I started dancing seven years ago. On the topic of prostitution, I generally say, you know, I have sex for many different reasons in many different contexts. I guess that's a buffer, a way of easing discomfort. I suppose I like that people are interested in my work, so long as it comes from an empathetic and genuine place. But there are so many other aspects of my identity. And so often people's curiosity does not come from a good place.
When people find out I'm a sex worker they think: 1. I'm hypersexual, 2. I'm a survivor of sexual abuse or otherwise damaged, and 3. I make no distinction between commercial behavior and non-commercial sex. I suppose they also assume that I can speak to the experiences of all sex workers.

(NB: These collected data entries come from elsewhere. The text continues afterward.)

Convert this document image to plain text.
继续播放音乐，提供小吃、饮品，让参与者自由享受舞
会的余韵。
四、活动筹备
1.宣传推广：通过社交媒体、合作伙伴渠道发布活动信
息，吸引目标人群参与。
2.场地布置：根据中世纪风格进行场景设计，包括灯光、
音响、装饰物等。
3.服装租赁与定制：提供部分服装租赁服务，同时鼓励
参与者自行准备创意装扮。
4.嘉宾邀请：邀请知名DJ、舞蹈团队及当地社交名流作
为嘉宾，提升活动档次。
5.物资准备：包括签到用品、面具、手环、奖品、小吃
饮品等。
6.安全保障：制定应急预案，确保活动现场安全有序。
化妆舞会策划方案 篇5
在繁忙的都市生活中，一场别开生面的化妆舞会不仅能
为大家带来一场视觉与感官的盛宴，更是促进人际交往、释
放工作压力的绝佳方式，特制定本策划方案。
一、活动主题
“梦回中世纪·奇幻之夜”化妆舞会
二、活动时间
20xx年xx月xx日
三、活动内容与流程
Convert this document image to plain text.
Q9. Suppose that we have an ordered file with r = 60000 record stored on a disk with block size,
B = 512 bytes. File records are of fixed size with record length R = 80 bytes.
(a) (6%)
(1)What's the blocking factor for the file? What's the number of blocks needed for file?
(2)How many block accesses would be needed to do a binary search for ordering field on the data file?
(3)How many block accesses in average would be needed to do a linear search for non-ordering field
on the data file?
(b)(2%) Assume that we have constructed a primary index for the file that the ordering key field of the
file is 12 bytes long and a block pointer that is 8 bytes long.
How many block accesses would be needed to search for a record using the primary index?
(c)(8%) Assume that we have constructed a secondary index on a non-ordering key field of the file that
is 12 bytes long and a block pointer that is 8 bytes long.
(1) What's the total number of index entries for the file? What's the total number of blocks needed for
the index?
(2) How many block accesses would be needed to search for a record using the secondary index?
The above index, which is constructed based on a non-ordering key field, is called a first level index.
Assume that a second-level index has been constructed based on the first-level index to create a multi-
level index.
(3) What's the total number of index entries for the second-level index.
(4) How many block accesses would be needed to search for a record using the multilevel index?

There is definitely a preconceived notion that because I'm a sex worker, I'm somehow less shy about my sexual behavior or more interested in talking about it. This is quite frustrating to me because, more often than not, I find discussions about sex to be irrelevant. Sex work is my job. That's how I ought to be able to answer when people ask me what I do.
Sometimes I say, "I'm a researcher as well." Of course, the assumption then is like, "Well, ok, so you study the sex industry," which seemingly makes it alright, easier to digest.
I am not an open book. It is not my responsibility to give away my time and energy educating people (or simply mentally jerking them off). I am not required to speak to strangers freely about my childhood or any other defining moment in my life. I am entitled to privacy just like anyone else.
Either I tell you I'm a sex worker and you make my work my primary identity, or I don't tell you and so I am forced to hide a major part of who I am. I do wish for a society where I can say I'm a sex worker and have the conversation continue without awkwardness.